Unicode character classes

About character classes

The Unicode Character Database (UCD) defines a character class for every code-point in Unicode.

Within the UCD, these character classes are written as a single upper-case latin letter, to denote the major category, followed by a single lower-case latin letter, to denote the minor category. For example, if a code-point is classified as an upper case letter, then it is given the character class of Lu. The 'L' denotes "letter" as the major category, and the 'u' denotes "upper-case" as the minor category.

These character classes are translated into Eiffel code as INTEGER constants in UC_UNICODE_CONSTANTS. The names are structured such that they start with the minor category, are followed by the major category, and end with the word category. So we have Uppercase_letter_category, for instance.

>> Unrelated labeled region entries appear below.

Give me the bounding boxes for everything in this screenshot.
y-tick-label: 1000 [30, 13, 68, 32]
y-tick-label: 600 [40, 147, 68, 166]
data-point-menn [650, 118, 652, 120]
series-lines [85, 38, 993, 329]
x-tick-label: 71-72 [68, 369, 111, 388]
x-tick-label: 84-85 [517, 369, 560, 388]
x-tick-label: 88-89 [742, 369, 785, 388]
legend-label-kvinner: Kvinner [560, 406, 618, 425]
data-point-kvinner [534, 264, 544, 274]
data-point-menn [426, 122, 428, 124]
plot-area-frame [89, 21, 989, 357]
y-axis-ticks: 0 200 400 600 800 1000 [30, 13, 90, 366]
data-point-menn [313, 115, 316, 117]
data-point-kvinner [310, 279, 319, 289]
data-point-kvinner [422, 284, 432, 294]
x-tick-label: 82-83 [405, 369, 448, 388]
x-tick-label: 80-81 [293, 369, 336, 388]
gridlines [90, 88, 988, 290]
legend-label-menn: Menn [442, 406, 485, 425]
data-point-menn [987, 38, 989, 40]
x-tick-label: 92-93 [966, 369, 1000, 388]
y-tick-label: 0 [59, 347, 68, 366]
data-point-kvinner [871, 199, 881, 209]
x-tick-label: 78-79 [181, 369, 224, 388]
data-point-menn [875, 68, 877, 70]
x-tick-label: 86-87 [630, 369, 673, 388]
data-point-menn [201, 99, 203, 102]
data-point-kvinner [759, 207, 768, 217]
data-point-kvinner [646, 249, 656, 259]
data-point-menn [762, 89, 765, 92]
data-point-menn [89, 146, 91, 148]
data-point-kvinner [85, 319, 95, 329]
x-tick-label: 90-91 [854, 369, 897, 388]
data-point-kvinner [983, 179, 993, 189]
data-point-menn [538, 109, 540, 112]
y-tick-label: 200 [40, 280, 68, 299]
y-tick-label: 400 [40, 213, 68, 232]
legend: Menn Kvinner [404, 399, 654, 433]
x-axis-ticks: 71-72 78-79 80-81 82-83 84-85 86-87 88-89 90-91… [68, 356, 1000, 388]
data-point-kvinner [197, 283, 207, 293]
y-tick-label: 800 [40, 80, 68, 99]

The character class for a given code-point can be retrieved by means of character_class from ST_UNICODE_CHARACTER_CLASS_INTERFACE. This can be useful for defining your own classification routines. For instance, an is_alphanumeric routine might be defined in this way (the library doesn't provide one, as more than one plausible definition is possible).

However, some code-points can usefully be considered to be in more than one category. The UCD deals with this situation by defining the principle category, and also defining various character properties. For example, the code-points in the range 24B6..24CF (CIRCLED LATIN SMALL LETTER A..CIRCLED LATIN SMALL LETTER Z) are classified as So (Other_symbol_category). But they also have the Other_Uppercase property. The library handles that by providing the routine is_upper_case, which includes all code-points in Uppercase_letter_category and all code-points with the Other_Uppercase property.

How to access the character class routines provided by the library

The character class routines provided by the library are defined in the deferred class ST_UNICODE_CHARACTER_CLASS_INTERFACE. In order to gain access to these routines you can either inherit from ST_UNICODE_CHARACTER_CLASS_ROUTINES, which provides information from the latest available version of unicode. Or you can inherit from a class for a particular version of Unicode (e.g. ST_UNICODE_V410_CHARACTER_CLASS_ROUTINES for Unicode version 4.1.0).

Alternatively, you can access these classes as clients, by inheriting from ST_IMPORTED_UNICODE_CHARACTER_CLASS_ROUTINES or ST_IMPORTED_UNICODE_V410_CHARACTER_CLASS_ROUTINES, which provide the routines unicode_character_class and unicode_v410_character_class respectively.

The latter method is necessary if you want to be able to use routines from two different versions of Unicode within the same class.